Dawa was drinking butter tea and enjoying the sunshine in a glass-enclosed extension to her living room as she listened to her granddaughter, Tenzin Drolkar, practice her dhanyan, a six-stringed Tibetan guitar.

The 82-year-old's son, Phuntsok, was teaching his young niece how to play it, and the room was filled with sunshine, laughter and music.

Dawa, who lives in Khezang village, Lhokha, in the Tibet autonomous region, is one of the few former Tibetan serfs still alive today, according to Tibet Daily.

Sixty years ago, about 1 million serfs were freed after the feudal serf system ended in Tibet.
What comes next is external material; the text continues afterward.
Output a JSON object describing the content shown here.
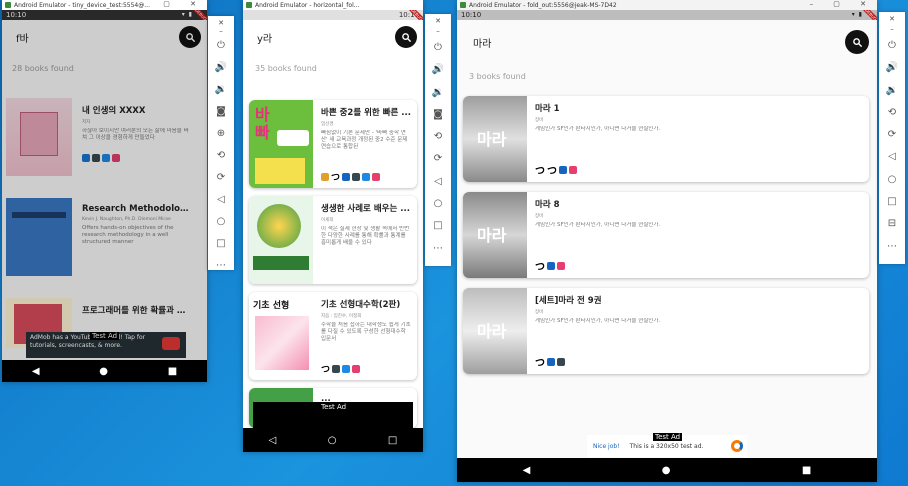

They accounted for 95 percent of the region's population at that time, according to data from the Tibet Academy of Social Sciences.

March 28 this year marks the 60th anniversary of Serfs' Emancipation Day.

Dawa used to be a serf of Khezang Manor, one of six manors of Sokhang Wangchen Gelek, a kalon - official - of the local Kasha regime at the time.

Before the democratic reform movement in 1959, the manor she belonged to had 59 serf households with 302 people.

Dawa's village was the first in the region to benefit from the democratic reform movement, and Dawa has become one of the last people to remember the dark system that preceded it.

"I began to work as a serf in the manor when I was only 8, and I suffered a lot from doing different kinds of heavy work," she said.

Dawa said her family had to offer all the harvest to the manor, and always suffered from hunger because they only received about 50 kilograms of barley from the manor each year.

"If we did not hand in enough crops to the manor, the owner would withdraw the land we rented, and we would become beggars in the end," she said.

"Not only did we starve, our living condition was terrible. My house was a dark, small, dirt cottage; the only household appliances were a small table, a teapot, and some bowls. Our clothes and quilt were made from the manor's discarded rags."

After democratic reform in 1959, her family was given 1.27 hectares of land. Previous land titles and debts were all burned, and all the harvest from the land belonged to her family, she said.

"On the day we were given the land, my mom told me with tears, 'our happy time has come!'" she said.

In the six decades since the democratic reform, the overall living conditions of the people in the region have improved dramatically.

Dawa's family earned about 100,000 yuan ($14,900) last year, and they bought an SUV.

"It makes life more convenient, since we always drive to places and have picnics in the remote areas," she said. "Thanks to the government, we have adequate food and a nice house today. Apart from being a bit deaf, I am all good."